The American Association of University Professors released a scathing report Monday accusing the Trump administration of using civil rights law to undermine academic freedom and institutional autonomy at colleges and universities nationwide.
Since October 7, 2023, the Department of Education has launched more than 60 Title VI investigations at colleges and universities, with investigations intensifying under the second Trump administration. The report argues these investigations often lack legal basis and violate due process requirements.
"The Trump administration has wielded Title VI with the goals of discrediting institutions of higher education, compromising academic freedom and institutional autonomy, and unmooring the Civil Rights Act from its foundational commitments," the report states.
Targeting DEI and Campus Speech
The AAUP report details how the administration has expanded Title VI enforcement beyond its original scope to investigate diversity, equity and inclusion programs and campus protests related to Israel and Palestine. Many investigations focus on "shared ancestry" claims involving Jewish students, often incorporating the International Holocaust Remembrance Alliance definition of antisemitism that conflates criticism of Israel with antisemitism.
A February 2025 "Dear Colleague" letter from the Department of Education's Office for Civil Rights declared its intent to investigate colleges for DEI programs that allegedly "stigmatize students that belong to particular racial groups" and teach that some students "bear unique moral burdens that others do not."
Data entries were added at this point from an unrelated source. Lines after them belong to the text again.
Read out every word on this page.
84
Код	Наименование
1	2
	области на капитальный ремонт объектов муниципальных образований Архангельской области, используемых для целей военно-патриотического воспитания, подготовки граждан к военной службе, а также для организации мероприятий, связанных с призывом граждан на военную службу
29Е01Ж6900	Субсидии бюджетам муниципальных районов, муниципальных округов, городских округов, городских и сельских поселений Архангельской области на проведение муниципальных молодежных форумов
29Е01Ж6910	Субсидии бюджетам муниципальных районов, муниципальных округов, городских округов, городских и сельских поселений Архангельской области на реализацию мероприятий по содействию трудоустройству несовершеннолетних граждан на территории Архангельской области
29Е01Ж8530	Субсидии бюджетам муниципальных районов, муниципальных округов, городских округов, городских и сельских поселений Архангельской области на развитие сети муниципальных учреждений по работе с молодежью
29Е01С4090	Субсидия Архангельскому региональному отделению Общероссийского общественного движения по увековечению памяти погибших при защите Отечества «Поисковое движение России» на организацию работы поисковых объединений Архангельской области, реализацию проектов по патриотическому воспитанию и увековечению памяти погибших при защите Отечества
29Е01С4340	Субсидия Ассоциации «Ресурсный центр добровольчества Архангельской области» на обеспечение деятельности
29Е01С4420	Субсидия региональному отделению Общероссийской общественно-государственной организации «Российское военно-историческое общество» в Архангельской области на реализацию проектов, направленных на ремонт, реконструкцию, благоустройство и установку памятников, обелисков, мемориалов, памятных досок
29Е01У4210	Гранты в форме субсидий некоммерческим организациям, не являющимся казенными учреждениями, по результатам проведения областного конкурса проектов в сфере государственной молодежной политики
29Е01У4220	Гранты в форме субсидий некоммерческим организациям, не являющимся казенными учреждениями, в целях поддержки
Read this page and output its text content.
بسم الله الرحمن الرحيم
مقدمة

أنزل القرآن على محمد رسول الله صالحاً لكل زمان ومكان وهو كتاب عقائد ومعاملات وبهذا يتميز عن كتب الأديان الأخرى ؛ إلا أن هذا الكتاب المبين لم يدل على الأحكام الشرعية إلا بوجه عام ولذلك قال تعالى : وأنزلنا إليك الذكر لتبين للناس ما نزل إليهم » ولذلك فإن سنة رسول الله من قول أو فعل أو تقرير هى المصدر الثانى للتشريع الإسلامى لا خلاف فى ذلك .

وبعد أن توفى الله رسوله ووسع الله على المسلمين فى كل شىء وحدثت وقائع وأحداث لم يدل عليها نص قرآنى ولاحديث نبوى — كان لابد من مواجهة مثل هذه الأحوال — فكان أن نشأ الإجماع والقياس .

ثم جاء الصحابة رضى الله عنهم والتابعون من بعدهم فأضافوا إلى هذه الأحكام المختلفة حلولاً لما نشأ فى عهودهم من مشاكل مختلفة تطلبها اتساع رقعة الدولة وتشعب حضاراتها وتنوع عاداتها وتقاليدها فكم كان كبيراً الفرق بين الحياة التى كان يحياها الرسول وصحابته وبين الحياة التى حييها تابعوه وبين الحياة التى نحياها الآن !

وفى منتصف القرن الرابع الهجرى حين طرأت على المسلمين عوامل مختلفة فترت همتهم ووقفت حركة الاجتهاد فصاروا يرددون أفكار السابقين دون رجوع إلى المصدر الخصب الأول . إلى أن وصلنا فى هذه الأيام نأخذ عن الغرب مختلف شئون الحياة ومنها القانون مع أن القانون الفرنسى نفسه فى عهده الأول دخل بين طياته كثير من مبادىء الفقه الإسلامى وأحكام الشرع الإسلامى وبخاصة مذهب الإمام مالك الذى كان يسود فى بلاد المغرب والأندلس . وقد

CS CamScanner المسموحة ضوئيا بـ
The administration has also created a multiagency Task Force to Combat Anti-Semitism that bypasses normal Title VI procedures to threaten massive funding cuts without proper due process, the report alleges.
The report criticizes several universities that have reached settlement agreements with the federal government, including Columbia University's $200 million deal in July 2025. Under that agreement, Columbia agreed to adopt the IHRA definition of antisemitism, restructure academic programs, decrease international enrollment, and accept external oversight of hiring and admissions.
"There has been no allegation—much less a finding—of noncompliance in the many parts of Columbia from which funding has been cut," Columbia law professors wrote in response to the settlement.
The Columbia University AAUP chapter called the agreement "the blunt instrument through which the Trump Administration has demonstrated its power to bludgeon American universities into undermining the traditions of free and open inquiry."
The AAUP and other organizations have filed multiple federal lawsuits challenging the administration's actions as unconstitutional violations of First and Fifth Amendment rights.
In one significant victory, federal District Court Judge Allison Burroughs issued a permanent injunction against the Trump administration's withholding of funds from Harvard University, finding that "the government-initiated onslaught against Harvard was much more about promoting a governmental orthodoxy in violation of the First Amendment than about anything else, including fighting antisemitism."
The report traces the AAUP's long history of opposing discrimination while defending academic freedom, dating back to support for desegregation in the 1950s. The organization has consistently argued that antidiscrimination efforts and academic freedom can and should coexist.
Title VI was originally designed to eliminate racial segregation in federally funded programs, with examples of discrimination focused on material barriers like unequal school budgets and facilities. The concept of "hostile environment" as evidence of discrimination developed later through court decisions in the 1980s and 1990s.
Recommendations for Institutions
The report concludes with seven recommendations for faculty, administrators, and governing boards, including:
- Refusing to comply with unlawful federal demands that impinge on academic freedom
- Publicly affirming commitment to defending academic freedom
- Rejecting "anticipatory obedience" such as eliminating programs or scrubbing websites
- Providing support for international faculty and students facing deportation threats
- Rejecting overly broad definitions of antisemitism like the IHRA definition
"Faculty members must remain stewards of knowledge for the good of the public—all of the public—not those who would deny or opportunistically exploit the complexities of free inquiry to suit their interests alone," the report concludes.